Ну, сударь мой, он только голову закинул и — ха-ха-ха! «Да уж, — говорит, — видимо, и в самом деле давно. Что ж, может, и правда не стоит дальше рассказывать, — говорит, — но, — говорит, — руку даю на отсечение, если бы было что-нибудь, что мне надо было бы узнать, — говорит, — вы бы это вспомнили». — «А как же, — говорю, — конечно. И хотя у самой у меня тоже, — говорю, — хвастунам особой веры нет, — считается, что у меня довольно неплохая память». — «Да, — говорит, — и я бы сказал, не зря считается. Я на днях как раз говорил жене, до чего удивительно встретить человека, который бы так живо интересовался происходящим вокруг. Знаете, — говорит, — я ей сказал, мне кажется, вы помните все, что с вами происходило в жизни». — «Нет, пожалуй, — я говорю, — это вы преувеличили. Пожалуй, из тех времен, когда мне было меньше двух, я кое-что не очень хорошо помню, но уже после этого я едва ли что позабыла». — «Да головой ручаюсь, что не забыли», — он говорит и хохочет, заливается. Но тут я, конечно, сказала ему, — понимаешь, все-таки вредить человеку не хочется, и я подумала: если есть в нем что-то хорошее, этого у него не отнимешь, и говорю: «Против каждого можно что-нибудь найти, мистер Брайан. Все мы, — говорю, — живые люди, не без греха.

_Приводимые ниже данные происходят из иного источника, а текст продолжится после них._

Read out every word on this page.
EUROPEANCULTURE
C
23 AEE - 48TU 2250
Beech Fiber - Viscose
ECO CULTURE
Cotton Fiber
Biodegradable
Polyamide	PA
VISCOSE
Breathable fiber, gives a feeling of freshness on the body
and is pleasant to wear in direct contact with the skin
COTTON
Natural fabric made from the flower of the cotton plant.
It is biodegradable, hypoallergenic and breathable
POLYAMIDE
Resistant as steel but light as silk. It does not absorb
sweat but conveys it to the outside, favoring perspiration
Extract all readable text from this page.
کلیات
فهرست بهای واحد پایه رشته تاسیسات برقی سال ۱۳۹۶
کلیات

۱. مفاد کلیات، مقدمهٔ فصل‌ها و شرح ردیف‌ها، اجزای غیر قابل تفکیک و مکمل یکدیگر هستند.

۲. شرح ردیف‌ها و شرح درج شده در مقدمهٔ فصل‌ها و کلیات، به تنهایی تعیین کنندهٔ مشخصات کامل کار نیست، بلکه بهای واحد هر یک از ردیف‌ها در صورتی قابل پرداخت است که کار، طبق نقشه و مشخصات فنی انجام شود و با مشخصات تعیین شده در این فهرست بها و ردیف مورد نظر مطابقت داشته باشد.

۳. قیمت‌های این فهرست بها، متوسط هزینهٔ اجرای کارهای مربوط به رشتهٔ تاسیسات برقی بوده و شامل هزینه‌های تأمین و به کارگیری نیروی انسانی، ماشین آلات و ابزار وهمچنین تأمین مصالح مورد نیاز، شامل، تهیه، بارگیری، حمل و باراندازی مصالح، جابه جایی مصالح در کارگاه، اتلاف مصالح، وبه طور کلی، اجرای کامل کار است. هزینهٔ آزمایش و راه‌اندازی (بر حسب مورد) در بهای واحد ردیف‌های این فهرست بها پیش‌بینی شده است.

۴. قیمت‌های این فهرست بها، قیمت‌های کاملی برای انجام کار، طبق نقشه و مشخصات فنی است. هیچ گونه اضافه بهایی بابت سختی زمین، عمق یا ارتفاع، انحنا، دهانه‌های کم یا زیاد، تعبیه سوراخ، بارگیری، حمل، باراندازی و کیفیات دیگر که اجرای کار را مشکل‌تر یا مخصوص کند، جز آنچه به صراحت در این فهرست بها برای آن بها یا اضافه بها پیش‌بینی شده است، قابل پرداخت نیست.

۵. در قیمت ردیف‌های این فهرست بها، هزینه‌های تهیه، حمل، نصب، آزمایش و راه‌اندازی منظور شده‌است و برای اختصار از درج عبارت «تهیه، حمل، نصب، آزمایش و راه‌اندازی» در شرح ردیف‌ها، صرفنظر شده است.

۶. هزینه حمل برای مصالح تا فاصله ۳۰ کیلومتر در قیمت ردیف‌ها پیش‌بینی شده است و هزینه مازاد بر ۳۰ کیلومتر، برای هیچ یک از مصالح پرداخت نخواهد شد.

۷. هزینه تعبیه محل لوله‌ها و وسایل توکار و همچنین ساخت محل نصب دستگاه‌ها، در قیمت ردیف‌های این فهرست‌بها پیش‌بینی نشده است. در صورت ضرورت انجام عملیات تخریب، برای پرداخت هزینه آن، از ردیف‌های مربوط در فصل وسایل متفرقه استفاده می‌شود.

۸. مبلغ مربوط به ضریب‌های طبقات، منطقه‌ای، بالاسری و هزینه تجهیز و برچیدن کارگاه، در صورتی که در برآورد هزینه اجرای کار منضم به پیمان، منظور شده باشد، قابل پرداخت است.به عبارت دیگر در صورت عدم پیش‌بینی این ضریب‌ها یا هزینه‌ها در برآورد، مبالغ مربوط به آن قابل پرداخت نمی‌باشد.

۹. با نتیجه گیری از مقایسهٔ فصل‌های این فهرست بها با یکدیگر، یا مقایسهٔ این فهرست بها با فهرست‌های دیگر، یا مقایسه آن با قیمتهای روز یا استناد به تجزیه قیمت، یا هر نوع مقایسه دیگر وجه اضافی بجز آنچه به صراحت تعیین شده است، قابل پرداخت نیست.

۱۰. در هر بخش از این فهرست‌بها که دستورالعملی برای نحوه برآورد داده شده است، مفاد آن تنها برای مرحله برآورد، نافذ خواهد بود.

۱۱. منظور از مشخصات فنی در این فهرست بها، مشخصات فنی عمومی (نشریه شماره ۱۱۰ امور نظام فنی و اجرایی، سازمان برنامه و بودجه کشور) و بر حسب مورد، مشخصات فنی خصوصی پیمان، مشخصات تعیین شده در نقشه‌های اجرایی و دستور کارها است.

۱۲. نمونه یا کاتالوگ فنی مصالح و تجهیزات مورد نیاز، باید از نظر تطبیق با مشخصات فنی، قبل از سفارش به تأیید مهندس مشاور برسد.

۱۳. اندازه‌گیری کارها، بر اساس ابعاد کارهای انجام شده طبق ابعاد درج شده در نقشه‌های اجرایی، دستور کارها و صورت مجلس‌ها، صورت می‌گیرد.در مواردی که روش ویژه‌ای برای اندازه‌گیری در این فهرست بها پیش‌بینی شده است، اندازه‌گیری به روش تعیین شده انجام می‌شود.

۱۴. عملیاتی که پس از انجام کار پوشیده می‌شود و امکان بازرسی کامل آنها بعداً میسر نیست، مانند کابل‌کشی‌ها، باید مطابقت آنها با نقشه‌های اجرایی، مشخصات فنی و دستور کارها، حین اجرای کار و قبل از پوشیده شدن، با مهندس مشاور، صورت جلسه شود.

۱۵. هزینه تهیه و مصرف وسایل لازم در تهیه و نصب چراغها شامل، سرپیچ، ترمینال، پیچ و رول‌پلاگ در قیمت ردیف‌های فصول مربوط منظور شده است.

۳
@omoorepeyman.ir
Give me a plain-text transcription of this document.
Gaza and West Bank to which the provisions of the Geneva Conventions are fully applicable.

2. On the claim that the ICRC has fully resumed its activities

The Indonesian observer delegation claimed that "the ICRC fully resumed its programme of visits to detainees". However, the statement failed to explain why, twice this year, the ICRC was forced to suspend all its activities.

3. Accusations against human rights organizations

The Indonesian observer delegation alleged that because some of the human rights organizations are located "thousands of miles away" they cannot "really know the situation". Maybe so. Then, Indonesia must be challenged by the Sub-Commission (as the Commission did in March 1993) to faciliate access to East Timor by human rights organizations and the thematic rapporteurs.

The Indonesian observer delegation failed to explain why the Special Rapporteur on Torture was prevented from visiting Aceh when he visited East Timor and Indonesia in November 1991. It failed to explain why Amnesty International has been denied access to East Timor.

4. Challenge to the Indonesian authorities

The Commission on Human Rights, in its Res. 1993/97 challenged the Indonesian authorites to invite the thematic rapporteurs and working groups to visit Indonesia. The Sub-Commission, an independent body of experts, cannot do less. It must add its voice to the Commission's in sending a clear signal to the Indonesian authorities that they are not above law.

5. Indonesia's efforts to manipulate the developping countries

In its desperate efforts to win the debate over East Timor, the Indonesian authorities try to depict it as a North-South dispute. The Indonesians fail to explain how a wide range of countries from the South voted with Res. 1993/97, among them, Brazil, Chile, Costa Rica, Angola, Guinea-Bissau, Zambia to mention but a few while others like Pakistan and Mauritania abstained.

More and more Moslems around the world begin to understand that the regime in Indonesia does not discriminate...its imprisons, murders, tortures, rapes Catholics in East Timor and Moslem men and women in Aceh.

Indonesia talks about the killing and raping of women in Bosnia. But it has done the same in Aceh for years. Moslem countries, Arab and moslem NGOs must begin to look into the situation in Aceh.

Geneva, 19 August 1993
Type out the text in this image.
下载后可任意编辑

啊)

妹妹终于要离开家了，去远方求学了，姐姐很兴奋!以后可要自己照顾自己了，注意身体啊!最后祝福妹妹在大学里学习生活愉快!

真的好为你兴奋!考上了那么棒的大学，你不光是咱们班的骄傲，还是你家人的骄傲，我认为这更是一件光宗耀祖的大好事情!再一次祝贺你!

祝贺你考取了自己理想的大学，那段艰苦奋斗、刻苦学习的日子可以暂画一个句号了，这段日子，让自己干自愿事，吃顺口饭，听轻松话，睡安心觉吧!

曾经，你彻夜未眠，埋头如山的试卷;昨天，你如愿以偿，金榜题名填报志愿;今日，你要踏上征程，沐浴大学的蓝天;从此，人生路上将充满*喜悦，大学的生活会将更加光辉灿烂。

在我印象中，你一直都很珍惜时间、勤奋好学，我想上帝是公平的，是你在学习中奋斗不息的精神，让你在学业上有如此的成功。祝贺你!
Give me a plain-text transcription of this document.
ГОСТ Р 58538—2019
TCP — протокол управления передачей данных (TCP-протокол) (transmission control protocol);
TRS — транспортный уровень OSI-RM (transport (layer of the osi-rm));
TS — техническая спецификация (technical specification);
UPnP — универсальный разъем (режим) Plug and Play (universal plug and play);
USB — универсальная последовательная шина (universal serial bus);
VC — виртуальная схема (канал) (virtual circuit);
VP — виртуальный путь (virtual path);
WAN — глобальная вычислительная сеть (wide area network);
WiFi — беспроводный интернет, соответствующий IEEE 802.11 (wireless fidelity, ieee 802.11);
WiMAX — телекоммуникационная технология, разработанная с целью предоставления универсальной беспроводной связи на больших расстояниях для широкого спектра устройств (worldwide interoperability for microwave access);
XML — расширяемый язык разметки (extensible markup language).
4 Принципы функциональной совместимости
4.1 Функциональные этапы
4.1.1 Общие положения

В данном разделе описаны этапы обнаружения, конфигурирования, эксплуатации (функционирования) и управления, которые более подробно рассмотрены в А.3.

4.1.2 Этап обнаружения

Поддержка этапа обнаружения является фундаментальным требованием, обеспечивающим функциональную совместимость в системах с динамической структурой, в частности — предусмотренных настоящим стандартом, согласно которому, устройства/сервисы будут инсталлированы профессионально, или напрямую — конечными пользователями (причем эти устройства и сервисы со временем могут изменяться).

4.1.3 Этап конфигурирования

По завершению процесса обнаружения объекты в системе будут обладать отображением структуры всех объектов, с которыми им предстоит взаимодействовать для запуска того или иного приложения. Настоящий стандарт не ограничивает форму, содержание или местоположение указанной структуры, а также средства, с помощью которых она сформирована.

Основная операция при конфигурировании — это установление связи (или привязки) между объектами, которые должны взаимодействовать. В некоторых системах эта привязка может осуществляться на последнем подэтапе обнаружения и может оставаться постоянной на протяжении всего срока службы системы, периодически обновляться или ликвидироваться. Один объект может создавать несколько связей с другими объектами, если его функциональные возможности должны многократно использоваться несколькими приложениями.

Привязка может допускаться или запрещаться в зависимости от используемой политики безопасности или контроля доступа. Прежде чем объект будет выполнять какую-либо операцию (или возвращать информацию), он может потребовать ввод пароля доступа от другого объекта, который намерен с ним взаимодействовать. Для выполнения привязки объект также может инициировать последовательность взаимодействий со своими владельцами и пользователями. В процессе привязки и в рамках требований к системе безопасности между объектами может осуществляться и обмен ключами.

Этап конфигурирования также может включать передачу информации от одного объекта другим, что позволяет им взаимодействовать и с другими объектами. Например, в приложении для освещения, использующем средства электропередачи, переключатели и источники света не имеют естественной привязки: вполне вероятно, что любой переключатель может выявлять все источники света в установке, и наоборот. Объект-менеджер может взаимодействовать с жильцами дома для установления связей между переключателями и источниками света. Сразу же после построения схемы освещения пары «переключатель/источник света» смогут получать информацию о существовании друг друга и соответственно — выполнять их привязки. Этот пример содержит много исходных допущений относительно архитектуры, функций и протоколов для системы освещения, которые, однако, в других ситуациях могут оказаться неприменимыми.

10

Не судите да не судимы будете», — говорю. «Разумеется, — говорит, — мы все должны быть терпимы». — «И думаю, если бы я захотела, — говорю, — то могла бы рассказать про Дока Хенсли такое, чем вряд ли можно гордиться нашему обществу, но, — говорю, — насчет одного вы можете быть спокойны: он прекрасный семьянин и очень привязан к жене и детям, и что бы он там ни натворил, в распутстве и прелюбодействе его никто не мог упрекнуть». И это была чистая правда: на суде пытались доказать про него что-нибудь вроде этого, чтобы уж кругом его опорочить, хотели изобразить, будто он ухаживал за другими женщинами кроме жены, но все напрасно, сударь, они сами признали: с этой стороны к нему не подкопаться.

— «Как же, Док, — твой папа ему сказал, — эти люди двадцать лет были вашими приятелями, не понимаю, — говорит, — как у вас хватит духу». А тот ему в ответ: «Да, я знаю, — говорит, — это ужасно, но ведь кто-то должен это сделать. Это моя обязанность, меня для этого люди избрали, и притом, — говорит, — я надеюсь, что Эду и Лоуренсу приятнее будет, если это сделаю я. Мы это уже обговорили». Ну да, всем известно было, что он навещает их в тюрьме: как-никак дружки, сударь мой, — хохотали там с ним, шумели, — вот он и говорит: «Им приятнее будет, если это сделаю я, а не чужой кто-нибудь». — «Да, — говорит мистер Гант, — но вас же совесть будет мучить. Не представляю, как вы сможете спать по ночам после такого дела». — «Тю! Ерунда, мистер Гант. Совсем даже, — говорит, — меня это не беспокоит. Я, — говорит, — сто раз это делал. От меня что нужно? Защелку спустить. Для меня это — все равно что шею свернуть куренку». «Ну, скажи на милость, — меня твой папа спрашивает. — Слыхала ты когда про такого человека? Похоже, что в нем ничего человеческого, никакой жалости не осталось», — говорит.

Ну, мы так и не узнали, имел он к этому касательство или нет: знал ли, что они собираются бежать, но если знал, то очень странно, что… «Послушай, — мне мистер Гант говорит дня через два после этого, — кажется, мы были несправедливы к Доку Хенсли. Я думаю, — говорит, — он знал про этот побег с самого начала, поэтому, — говорит, — он и был так спокоен». — «Да? — говорю. — Что-то это больно странно. Если бы он про это знал, то зачем он пришел к тебе с пропусками? Чего это ему так приспичило, чтобы мы посмотрели на казнь?» — «Ну, — говорит, — я думаю, он просто хотел отвести от себя подозрения». — «Нет, сударь мой, — говорю ему, — я ни вот столечко этому не верю. Ему просто не терпелось их повесить, да, и он уже ручки потирал». Ну, мистер Гант, конечно, не согласился — ему не хотелось верить, что бывают на свете такие черствые люди.